Probabilmente, il giocatore britannico non ha scelto esattamente il momento più opportuno per parlarne. Domani comincia l’avventura agli US Open e c’è l’ultima prova dello Slam a cui tentare l’assalto, nonostante un’agguerrita concorrenza dei primi due della classe. Lo scozzese esordirà contro un chiacchieratissimo Kyrgios, che vorrà scrollarsi di dosso tutte le polemiche delle ultime tre settimane: la concentrazione sul cemento di Flushing Meadows dovrà essere altissima fin dalle prime battute.

Ma cosa succederà dopo le due settimane newyorkesi? Per Murray si prospetterebbe il classico trasferimento a Miami, location nella quale prepara abitualmente la stagione invernale, ma i sopraggiunti impegni di famiglia potrebbero rimescolare le carte in tavola. L’idea del campione di Wimbledon 2013 sarebbe quella di interrompere l’allenamento in Florida, in modo da trascorrere accanto alla sua Kim le festività natalizie: con un primogenito in vista, la cui nascita è prevista a febbraio, Andy non può permettersi di badare soltanto a quello che gli riserverà il circuito maschile. Sua moglie, ovviamente, non potrà affrontare le traversate alle quali erano abituati fino a poche settimane fa, quindi sarà necessario rivedere le strategie insieme al suo coach Amelie Mauresmo.

Già, la Mauresmo. Anche l’ex giocatrice francese ha recentemente fatto i conti con una gravidanza, ragion per cui dovrebbe sedersi a tavolino con Murray e discutere molto serenamente del restyling del programma: anche lei sarà impossibilitata per qualche tempo, quindi servirà lavorare in modo molto attento con il resto del team.
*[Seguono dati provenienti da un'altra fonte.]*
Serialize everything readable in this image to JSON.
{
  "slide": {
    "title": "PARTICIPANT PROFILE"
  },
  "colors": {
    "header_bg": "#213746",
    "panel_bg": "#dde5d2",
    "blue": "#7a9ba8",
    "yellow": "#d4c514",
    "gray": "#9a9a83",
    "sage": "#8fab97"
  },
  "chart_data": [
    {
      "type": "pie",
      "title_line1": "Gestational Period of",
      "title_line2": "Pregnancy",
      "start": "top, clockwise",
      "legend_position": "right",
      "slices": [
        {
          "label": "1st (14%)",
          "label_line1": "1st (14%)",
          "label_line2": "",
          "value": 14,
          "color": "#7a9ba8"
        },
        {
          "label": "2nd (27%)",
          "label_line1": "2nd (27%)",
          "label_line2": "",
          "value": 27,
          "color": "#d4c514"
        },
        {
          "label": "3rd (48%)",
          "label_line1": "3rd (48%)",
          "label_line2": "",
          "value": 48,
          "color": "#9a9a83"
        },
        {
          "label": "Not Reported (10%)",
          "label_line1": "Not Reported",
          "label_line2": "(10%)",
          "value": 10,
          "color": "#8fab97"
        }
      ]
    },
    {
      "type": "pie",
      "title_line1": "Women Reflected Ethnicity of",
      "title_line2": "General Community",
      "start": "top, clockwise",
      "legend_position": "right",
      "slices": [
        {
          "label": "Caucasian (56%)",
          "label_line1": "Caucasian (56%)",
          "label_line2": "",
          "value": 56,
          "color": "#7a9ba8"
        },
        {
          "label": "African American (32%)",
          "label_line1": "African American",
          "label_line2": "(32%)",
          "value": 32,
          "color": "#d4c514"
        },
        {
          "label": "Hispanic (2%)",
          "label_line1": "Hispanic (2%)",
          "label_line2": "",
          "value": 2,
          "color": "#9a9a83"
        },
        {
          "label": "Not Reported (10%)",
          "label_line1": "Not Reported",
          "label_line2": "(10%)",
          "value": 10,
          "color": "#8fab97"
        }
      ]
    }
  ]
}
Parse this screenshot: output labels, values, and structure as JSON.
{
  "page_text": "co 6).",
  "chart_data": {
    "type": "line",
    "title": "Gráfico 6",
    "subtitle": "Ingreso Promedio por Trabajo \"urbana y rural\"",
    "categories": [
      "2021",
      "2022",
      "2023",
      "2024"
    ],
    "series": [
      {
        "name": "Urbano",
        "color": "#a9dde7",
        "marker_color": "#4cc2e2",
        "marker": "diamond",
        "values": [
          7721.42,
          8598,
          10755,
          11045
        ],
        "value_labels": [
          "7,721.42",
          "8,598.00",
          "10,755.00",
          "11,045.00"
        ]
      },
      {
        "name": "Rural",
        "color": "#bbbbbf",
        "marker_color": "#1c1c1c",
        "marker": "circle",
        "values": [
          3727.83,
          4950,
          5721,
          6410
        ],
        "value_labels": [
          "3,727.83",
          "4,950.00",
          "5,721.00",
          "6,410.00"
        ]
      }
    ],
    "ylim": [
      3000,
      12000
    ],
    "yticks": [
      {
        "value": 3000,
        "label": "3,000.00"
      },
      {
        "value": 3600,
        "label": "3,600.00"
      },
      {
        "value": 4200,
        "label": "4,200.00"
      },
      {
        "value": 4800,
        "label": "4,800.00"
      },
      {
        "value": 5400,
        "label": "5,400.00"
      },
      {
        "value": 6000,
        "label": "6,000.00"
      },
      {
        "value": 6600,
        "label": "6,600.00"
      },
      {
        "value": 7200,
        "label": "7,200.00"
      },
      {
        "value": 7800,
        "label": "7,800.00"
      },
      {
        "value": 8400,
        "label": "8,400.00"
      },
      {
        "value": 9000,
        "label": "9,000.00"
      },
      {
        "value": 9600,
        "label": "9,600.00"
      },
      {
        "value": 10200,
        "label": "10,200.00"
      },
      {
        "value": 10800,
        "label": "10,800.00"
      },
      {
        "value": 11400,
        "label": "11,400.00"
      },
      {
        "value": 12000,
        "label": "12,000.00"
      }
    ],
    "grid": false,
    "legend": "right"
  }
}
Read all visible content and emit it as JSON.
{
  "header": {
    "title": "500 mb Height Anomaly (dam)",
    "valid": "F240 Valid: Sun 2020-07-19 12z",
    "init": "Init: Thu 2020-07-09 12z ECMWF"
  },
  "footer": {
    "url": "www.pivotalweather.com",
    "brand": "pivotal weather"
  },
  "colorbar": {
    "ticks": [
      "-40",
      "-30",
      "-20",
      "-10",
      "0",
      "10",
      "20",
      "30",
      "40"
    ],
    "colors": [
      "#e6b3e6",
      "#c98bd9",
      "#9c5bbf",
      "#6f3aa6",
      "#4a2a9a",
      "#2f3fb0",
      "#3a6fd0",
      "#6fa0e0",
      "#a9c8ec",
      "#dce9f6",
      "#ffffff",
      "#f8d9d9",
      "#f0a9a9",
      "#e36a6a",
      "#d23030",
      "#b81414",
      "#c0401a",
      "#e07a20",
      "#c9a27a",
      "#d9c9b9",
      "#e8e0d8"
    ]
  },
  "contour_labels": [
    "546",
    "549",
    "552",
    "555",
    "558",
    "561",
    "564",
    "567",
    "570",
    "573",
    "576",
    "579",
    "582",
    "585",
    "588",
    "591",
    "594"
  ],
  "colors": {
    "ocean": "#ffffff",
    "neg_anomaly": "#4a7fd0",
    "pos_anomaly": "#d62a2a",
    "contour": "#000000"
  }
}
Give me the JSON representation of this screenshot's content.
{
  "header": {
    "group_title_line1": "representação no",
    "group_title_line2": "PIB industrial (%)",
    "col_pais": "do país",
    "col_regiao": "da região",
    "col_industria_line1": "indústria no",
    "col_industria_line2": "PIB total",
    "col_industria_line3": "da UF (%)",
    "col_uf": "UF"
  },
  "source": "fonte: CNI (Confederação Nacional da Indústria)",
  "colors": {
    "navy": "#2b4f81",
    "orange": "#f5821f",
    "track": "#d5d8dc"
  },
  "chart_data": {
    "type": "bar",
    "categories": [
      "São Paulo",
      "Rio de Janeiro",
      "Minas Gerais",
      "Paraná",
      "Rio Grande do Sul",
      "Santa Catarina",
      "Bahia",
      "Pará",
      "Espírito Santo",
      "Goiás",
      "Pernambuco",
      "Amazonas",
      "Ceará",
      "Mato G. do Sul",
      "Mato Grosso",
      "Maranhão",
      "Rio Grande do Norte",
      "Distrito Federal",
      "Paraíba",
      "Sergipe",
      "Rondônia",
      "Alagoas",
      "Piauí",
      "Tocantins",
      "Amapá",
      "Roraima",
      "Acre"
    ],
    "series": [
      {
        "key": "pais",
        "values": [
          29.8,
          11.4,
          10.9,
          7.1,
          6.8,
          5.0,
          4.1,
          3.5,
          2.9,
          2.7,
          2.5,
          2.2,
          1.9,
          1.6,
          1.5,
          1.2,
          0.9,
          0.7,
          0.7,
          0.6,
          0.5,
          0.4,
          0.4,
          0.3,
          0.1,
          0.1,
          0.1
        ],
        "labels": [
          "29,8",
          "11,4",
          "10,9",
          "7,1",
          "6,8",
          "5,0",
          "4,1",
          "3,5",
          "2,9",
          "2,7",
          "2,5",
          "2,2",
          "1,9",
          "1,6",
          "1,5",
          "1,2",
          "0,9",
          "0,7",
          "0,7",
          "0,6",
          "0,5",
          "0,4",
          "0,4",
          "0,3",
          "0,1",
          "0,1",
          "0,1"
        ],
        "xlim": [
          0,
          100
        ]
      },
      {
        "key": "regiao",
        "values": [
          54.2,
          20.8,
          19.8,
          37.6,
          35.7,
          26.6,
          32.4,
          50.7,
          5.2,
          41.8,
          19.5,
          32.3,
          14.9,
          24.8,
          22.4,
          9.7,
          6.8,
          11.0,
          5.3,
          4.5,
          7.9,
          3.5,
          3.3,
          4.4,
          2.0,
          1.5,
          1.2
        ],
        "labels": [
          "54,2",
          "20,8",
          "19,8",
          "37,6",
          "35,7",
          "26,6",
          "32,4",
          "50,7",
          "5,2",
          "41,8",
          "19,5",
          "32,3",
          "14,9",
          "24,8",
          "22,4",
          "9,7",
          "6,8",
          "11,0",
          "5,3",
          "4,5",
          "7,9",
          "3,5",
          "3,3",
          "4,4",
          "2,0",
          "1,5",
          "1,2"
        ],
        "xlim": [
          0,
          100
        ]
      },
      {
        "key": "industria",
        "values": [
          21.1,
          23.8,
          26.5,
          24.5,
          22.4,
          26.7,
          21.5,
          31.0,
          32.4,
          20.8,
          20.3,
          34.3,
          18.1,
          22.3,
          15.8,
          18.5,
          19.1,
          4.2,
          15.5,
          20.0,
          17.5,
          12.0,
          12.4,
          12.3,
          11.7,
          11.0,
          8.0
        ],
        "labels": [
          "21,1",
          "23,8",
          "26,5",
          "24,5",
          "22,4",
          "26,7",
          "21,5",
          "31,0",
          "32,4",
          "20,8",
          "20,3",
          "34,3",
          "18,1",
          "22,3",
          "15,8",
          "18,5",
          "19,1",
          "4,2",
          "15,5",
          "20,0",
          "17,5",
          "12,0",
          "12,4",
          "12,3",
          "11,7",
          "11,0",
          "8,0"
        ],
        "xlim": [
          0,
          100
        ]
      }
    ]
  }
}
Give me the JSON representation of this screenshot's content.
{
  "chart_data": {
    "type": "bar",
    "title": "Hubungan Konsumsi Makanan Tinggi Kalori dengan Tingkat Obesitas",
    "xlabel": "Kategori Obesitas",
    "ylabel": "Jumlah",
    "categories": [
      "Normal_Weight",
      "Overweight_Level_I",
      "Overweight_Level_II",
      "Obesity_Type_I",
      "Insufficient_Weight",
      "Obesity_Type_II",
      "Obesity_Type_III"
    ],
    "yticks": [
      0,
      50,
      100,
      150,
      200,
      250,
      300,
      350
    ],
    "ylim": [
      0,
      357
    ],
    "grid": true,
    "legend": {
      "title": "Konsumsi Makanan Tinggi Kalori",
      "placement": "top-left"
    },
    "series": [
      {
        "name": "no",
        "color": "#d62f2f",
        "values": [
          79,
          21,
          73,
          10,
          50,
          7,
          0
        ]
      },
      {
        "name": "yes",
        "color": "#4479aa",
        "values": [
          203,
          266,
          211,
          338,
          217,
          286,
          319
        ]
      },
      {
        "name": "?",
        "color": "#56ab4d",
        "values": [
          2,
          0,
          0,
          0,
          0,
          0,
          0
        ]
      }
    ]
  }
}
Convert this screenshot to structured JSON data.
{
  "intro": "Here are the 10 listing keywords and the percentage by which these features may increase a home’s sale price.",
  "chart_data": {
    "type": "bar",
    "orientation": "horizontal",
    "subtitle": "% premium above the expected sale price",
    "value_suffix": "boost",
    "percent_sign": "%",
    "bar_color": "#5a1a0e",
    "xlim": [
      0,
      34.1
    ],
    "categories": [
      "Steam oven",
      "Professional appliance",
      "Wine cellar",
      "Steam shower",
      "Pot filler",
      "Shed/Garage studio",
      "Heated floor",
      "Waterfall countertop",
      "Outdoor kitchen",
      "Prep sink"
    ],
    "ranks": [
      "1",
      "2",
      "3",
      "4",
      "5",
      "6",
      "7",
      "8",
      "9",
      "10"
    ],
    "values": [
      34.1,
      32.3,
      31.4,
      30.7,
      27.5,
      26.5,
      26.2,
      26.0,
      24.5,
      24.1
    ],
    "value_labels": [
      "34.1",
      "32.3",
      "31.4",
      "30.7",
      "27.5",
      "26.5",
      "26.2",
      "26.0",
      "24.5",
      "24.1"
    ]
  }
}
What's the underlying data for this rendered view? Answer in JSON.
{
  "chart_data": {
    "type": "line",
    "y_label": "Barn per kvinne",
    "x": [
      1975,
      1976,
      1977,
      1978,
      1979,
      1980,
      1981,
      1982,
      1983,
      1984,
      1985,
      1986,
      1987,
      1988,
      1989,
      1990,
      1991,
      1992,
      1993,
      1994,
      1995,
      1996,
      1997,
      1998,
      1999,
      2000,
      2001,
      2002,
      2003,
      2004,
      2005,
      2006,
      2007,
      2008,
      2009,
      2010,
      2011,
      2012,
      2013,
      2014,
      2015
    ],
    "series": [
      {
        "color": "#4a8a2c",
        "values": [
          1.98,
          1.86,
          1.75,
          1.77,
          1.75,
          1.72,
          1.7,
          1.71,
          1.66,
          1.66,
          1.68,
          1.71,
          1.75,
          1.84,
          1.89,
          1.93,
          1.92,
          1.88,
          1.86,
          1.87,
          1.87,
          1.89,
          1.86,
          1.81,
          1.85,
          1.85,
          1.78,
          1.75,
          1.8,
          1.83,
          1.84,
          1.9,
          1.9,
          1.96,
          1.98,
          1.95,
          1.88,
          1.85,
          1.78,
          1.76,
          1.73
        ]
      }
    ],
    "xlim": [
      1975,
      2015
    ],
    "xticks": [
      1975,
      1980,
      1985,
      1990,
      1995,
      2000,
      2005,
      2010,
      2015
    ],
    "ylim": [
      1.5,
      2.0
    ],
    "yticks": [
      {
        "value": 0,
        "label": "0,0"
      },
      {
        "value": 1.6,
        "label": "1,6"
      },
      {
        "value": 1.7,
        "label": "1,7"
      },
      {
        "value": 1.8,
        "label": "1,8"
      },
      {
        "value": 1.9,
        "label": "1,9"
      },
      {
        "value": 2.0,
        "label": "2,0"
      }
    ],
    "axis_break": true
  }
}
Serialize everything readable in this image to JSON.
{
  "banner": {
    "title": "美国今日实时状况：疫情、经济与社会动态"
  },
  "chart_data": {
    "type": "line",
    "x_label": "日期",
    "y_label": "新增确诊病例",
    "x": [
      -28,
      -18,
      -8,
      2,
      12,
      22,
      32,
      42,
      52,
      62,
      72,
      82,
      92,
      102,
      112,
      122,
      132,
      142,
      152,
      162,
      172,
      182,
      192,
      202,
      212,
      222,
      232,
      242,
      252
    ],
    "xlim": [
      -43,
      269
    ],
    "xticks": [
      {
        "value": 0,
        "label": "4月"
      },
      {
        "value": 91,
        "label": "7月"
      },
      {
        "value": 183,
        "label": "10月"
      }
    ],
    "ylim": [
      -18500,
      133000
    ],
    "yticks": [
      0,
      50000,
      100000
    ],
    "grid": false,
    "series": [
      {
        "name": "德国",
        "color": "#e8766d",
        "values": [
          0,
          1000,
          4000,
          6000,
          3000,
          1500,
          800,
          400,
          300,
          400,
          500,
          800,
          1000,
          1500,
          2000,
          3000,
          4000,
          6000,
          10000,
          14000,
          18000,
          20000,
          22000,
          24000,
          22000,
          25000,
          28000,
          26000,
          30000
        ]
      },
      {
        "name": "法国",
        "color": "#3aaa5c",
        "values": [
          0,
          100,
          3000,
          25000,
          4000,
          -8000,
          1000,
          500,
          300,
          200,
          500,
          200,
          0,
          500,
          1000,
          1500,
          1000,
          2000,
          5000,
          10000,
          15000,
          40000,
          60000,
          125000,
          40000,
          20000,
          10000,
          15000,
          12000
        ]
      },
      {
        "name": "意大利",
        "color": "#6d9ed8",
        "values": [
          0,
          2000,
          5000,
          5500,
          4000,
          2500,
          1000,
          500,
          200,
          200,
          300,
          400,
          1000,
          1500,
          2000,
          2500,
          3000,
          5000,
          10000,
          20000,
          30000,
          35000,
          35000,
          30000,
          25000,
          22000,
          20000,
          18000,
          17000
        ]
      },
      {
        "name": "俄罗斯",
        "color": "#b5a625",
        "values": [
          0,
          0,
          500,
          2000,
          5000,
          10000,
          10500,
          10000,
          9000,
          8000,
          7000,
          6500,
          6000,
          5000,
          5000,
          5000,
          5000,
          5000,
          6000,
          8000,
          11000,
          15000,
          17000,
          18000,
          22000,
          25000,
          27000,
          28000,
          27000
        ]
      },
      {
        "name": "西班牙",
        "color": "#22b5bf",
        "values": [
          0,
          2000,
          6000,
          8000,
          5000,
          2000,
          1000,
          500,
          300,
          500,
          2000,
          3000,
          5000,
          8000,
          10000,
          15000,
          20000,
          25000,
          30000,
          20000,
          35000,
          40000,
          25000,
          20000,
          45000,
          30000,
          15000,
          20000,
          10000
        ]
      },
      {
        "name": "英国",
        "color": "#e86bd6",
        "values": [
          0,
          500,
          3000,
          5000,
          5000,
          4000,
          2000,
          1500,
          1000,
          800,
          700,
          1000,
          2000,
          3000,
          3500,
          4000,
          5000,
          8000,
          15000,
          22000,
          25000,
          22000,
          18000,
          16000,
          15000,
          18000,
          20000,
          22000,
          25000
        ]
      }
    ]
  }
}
Lo stesso tennista di Glasgow ha già spiegato i suoi programmi al Guardian: “Penso di trascorrere gli ultimi giorni dell’anno accanto a Kim, quindi non mi tratterrò a Miami. I miei obiettivi, subito dopo gli US Open, saranno Indian Wells, Hopman Cup e Australian Open. A febbraio ci sarà ancora da riflettere sul da farsi, voglio essere presente in famiglia per un evento così importante“.

Il cemento americano, comunque, rimane la prima preoccupazione sul piano agonistico. Qui arrivò una vittoria nel 2012, che dimostra il feeling tra la superficie veloce ed un Murray a caccia di conferme sul podio del ranking maschile. Tuttavia, un’affermazione in uno Slam manca da quella storica avventura a Wimbledon 2013: cosa bisogna aspettarsi dalle prossime due settimane?

L’auspicio, ovviamente, è che Andy renda ancor più frizzante la corsa al successo a Flushing Meadows. Un Federer già gasato dagli ultimi sorrisi americani e un Djokovic che deve smaltire la delusione dello scorso anno sono i primissimi candidati a sollevare il trofeo. Proprio da Nole, però, Murray può trarre suggerimenti su come comportarsi in una situazione a metà tra la racchetta e la famiglia. Il serbo ne è uscito rafforzato, lo scozzese spera di cogliere lo stesso sentiero.